The main road to Xabia was long, straight and busy with a very limited hard shoulder, so I was glad I had planned an alternative route, which on any other day of the year would have been as dry as a bone. Not today, in fact sections of a stream had chosen the road as it’s preferred route. It made for an interesting ride and took me to the outskirts of Xabia; a coastal town and part of the continuous conurbation that makes up this part of Spains coastline.
I am morbidly fascinated by Spains coastal ‘build ups'(!), so I chose a route which took me as close to the coast as possible but kept to the suburban roads rather than the A roads. This meant a couple of sections of ‘unknown’ to join the built-up areas. Arenal, which was to the seaside of Xabia had a pleasant beach-side cycle path and certainly wasn’t in the Benidorm league of ‘built up’, although you certainly couldn’t describe it as quaint. I left the sea-front and climbed the headland between Arenal and Moraira, passing large well kept houses and gardens. I was certainly in no danger of bumping into Madge from Benidorm here.
At the top of the hill my route -finding luck ran-out and I found myself in the middle of a burned out apocalyptic landscape, made up of jagged limestone pavement and scorched trees. The track was unrideable on the uphill sections and exhausting on the down’s, but I could see where I was trying to get to, even if it took me half an hour to get there! I couldn’t determine whether is was fire-damaged or destined for more development, but I was certainly witnessing a land in some kind of transition. I eventually made it back to tarmac and along a mix of pretty country lanes and urban sprawl to the picturesque cove of El Portet and on to Moraira for a well deserved ‘cania de cerveza’. Moraira has a little port and an old town and is like Calpe’s rich relative. I sat at a restaurant overlooking the port nursing my beer and eating the salty nuts and corn thoughtfully provided. This was the last ride of the holiday and as I rode the familiar roller-coaster road back to Calpe, it felt like an old friend and for all my mis-givings about this stretch of coast, I didn’t want to leave so soon.

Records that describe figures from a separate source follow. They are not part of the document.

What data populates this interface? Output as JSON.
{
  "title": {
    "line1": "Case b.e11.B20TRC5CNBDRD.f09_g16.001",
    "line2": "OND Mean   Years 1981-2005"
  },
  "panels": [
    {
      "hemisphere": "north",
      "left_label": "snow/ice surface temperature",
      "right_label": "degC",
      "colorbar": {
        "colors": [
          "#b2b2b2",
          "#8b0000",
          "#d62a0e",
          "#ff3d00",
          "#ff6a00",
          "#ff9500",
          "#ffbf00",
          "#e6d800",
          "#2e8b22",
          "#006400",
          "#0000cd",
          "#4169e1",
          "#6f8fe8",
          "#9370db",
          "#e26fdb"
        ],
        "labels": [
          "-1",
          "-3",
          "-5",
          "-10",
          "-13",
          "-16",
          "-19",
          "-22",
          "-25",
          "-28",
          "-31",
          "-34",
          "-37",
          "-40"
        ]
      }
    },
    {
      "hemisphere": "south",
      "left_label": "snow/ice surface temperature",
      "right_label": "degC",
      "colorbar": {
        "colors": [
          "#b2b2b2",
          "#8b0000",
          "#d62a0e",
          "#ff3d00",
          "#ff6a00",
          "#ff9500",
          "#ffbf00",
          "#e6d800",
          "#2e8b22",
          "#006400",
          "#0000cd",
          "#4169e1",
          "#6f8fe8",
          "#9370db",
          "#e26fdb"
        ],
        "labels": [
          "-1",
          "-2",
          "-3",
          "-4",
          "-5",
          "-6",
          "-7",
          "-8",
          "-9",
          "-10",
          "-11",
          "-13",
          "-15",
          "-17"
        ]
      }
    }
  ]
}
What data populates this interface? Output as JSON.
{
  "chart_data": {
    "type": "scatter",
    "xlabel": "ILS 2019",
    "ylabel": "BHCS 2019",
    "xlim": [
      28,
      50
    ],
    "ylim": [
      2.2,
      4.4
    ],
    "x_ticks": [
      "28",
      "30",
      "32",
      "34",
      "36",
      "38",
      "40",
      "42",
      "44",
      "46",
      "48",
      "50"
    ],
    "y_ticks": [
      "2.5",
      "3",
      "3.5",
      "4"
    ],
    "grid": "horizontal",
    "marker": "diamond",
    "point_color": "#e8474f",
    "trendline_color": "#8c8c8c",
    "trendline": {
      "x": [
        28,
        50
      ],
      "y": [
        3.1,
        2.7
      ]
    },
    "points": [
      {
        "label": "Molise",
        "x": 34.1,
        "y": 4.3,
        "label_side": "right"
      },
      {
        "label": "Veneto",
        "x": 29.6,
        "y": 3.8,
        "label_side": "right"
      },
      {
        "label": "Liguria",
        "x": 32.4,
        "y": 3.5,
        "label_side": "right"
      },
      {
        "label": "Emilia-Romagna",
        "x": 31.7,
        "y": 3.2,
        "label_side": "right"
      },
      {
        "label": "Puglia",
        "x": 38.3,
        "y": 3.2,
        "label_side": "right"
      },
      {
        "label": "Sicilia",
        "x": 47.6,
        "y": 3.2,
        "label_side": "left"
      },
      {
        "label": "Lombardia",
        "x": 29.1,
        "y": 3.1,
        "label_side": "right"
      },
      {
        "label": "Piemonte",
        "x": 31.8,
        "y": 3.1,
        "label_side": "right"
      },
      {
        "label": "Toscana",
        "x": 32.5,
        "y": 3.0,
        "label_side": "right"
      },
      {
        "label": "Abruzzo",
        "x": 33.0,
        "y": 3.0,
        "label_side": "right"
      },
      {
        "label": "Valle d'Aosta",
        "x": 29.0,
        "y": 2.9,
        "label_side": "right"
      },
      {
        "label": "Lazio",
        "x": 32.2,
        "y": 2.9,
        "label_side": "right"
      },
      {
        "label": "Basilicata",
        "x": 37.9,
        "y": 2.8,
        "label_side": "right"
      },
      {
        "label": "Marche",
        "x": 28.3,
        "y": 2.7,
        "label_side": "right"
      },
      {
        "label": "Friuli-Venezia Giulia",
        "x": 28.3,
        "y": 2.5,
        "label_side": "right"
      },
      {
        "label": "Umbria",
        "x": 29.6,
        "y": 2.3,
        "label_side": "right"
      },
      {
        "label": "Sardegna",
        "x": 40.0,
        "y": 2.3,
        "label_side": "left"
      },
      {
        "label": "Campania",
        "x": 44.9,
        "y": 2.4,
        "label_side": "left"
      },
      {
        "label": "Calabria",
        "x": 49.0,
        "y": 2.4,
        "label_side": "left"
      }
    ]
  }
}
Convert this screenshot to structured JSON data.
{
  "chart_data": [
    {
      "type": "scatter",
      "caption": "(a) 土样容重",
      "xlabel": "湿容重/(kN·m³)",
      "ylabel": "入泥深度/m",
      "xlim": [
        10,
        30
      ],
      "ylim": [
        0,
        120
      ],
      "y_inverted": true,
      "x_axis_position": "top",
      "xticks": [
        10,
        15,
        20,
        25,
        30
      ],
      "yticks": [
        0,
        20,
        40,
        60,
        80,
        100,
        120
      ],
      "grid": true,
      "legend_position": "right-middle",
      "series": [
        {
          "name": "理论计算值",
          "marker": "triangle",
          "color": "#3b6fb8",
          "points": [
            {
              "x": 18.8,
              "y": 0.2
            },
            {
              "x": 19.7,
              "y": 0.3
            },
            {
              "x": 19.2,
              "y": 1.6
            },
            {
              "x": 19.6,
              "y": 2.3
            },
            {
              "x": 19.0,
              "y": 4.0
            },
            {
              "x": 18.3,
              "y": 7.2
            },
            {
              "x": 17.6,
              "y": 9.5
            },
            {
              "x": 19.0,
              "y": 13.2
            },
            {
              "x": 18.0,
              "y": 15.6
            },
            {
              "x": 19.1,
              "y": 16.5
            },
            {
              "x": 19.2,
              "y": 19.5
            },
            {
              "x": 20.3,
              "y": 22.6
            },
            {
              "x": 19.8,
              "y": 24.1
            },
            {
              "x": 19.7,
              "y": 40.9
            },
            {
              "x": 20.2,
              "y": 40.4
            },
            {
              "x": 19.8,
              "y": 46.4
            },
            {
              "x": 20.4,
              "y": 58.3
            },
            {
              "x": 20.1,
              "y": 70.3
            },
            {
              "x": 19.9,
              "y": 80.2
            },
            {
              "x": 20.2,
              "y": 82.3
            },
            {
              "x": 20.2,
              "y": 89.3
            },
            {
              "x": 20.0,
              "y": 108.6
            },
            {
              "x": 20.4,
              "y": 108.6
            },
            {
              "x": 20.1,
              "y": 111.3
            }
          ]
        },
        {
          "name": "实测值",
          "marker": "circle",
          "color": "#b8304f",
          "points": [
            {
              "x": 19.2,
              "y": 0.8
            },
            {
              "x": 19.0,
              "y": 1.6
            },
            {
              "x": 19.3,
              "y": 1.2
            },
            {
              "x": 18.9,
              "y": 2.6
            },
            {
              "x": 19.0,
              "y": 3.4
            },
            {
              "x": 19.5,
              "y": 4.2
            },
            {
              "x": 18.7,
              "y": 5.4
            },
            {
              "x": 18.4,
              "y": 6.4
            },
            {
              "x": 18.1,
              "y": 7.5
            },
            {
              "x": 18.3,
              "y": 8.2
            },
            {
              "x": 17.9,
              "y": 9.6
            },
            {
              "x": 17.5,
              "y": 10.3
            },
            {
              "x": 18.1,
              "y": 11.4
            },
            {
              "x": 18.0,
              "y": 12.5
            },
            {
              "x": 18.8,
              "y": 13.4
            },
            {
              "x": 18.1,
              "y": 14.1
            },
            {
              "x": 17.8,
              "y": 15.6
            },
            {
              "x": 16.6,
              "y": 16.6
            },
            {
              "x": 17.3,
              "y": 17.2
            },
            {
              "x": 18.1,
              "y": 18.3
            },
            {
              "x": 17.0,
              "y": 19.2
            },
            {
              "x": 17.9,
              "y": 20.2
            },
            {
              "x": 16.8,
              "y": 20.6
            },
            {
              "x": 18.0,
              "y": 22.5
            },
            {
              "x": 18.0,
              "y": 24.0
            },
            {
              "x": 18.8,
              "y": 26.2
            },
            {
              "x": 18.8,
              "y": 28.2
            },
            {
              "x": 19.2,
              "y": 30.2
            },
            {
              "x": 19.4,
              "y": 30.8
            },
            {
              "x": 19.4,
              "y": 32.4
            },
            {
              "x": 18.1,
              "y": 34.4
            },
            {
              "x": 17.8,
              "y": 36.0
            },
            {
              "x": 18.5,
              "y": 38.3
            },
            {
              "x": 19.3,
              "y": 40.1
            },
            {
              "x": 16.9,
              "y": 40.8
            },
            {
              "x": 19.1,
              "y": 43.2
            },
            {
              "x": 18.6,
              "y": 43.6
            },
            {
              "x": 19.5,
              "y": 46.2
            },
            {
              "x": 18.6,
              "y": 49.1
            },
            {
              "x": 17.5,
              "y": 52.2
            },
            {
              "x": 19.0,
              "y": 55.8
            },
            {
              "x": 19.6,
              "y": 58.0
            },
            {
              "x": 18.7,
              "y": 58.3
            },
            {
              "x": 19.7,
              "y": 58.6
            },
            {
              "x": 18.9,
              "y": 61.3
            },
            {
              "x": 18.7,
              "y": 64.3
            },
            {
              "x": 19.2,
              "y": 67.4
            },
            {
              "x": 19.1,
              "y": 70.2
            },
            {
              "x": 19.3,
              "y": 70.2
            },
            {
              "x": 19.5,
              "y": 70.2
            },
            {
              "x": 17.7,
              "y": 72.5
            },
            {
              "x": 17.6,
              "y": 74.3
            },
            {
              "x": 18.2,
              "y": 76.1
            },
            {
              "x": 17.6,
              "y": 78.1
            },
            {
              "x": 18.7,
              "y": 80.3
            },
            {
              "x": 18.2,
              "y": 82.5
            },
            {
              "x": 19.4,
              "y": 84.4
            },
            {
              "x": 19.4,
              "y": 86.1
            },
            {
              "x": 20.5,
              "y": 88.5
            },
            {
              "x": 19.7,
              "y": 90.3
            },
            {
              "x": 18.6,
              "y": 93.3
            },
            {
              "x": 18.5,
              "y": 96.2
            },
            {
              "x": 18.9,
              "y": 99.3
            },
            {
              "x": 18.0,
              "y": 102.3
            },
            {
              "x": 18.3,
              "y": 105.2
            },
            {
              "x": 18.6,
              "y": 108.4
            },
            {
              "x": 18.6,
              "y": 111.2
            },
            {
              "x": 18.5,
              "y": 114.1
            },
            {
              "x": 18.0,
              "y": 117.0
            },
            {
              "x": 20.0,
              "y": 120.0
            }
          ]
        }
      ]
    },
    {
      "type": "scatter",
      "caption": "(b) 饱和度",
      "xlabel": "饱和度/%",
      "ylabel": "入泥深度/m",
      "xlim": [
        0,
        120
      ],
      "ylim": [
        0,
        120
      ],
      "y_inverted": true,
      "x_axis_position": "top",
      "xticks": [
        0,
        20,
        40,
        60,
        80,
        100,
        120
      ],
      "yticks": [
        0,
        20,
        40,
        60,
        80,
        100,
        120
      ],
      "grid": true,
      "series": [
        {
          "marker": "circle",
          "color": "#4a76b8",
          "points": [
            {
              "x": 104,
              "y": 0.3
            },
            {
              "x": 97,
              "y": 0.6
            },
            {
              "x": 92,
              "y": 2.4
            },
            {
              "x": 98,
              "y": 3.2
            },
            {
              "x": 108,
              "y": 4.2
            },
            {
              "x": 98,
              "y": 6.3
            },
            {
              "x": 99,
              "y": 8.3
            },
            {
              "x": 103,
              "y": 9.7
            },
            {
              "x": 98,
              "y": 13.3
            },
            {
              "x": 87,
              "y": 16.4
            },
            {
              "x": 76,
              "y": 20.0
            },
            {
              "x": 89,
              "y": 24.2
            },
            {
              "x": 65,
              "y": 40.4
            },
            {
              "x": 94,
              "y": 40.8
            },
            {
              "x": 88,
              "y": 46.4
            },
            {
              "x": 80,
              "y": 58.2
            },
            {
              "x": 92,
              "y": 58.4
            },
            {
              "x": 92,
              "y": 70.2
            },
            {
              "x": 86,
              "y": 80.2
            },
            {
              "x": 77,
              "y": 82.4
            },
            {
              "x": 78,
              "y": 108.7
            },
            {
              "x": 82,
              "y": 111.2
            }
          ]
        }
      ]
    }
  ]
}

Verdict: A very enjoyable day out. Calpe is not classic adventure road-riding country because it is mobbed with Rapha-clad roadies checking their PR’s, VO2’s and Strava segments, not to mention checking everybody else’s ‘lever length’ and ‘climbing tackle’ (nothing is sacred nowadays!). Having said that, wherever you go there is always ‘a ride less ordinary’.
Strava Results.
I confess to getting swept up in the world or Strava segments and couldn’t help checking my stats when I returned. Here is what I found!
Segment name: Carrer Caravaggio, Climb 31 (aka the apocalyptic section) I was Queen of the Mountains, by virtue of being the only women to have attempted it (on Strava). 64 attempts have been made to date and I come in at number 58. It took me 25 mins (including a photo shoot). The fastest man did it in 10 mins and the slowest (who happens to be called Wim van Wever) did it in 52 mins.
To anybody out there who is worried about my adventure biking spirit, I joined Strava so that I could use Relive.cc, a piece of software that replays your days efforts in 3D. That’s where the grooming begins ……
(Post script. I have already been cruelly stripped of my QOM …..ho hum!)